Logging SOAP Messages In .NET

C# Web Services provide an easy interface to incoming SOAP data because the SOAP message has already been deserialised at the entry point of a WebMethod.

The downside is that sometimes you’ll need to have access to the full SOAP request: body, headers and everything for tasks such as diagnosing any errors (which message broke the web service) or providing graceful handling of third party web services.

At first you’d think that the Request object can provide this information with methods such as Request.BinaryRead() but unfortunately when you’re using SOAP all you get there is a querystring.

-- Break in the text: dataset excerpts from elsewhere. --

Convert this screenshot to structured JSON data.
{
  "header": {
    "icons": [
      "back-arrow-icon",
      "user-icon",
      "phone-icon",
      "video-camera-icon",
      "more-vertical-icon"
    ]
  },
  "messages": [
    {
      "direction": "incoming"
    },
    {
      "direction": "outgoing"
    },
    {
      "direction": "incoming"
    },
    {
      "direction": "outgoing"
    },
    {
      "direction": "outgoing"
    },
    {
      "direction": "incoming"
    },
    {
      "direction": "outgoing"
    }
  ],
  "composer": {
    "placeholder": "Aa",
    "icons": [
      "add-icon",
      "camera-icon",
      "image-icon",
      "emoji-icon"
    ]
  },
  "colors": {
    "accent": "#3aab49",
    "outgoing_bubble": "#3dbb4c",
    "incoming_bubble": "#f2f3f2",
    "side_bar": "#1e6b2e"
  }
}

The solution here is to use the SOAP Extensions. Here is some sample code:

public class SoapMessageLogger : SoapExtension
{
//…
public override void ProcessMessage(SoapMessage message)
{
switch(message.Stage)
{
case SoapMessageStage.BeforeDeserialize:
LogResponse(message); break;
case SoapMessageStage.AfterSerialize:
LogResponse(message); break;

// Do nothing on other states
case SoapMessageStage.AfterDeserialize;
case SoapMessageStage.BeforeSerialize;
default: break;
}
}
//…
}

More info on this can be found here and here.

Comments

2 comments

  1. John Saunders says:

    I have a trivial issue with your article. There is no such thing as “C# Web Services”, any more than there are “VB.NET Web Services”. These are legacy ASMX web services (sometimes known as ASP.NET Web Services).

  2. Pregunton Cojonero says:

    http://www.codeproject.com/cs/webservices/SerializationFun.asp not found

    Using SoapExtension in Client ?

    C# Web SErvices vs VB.NET Web Services ??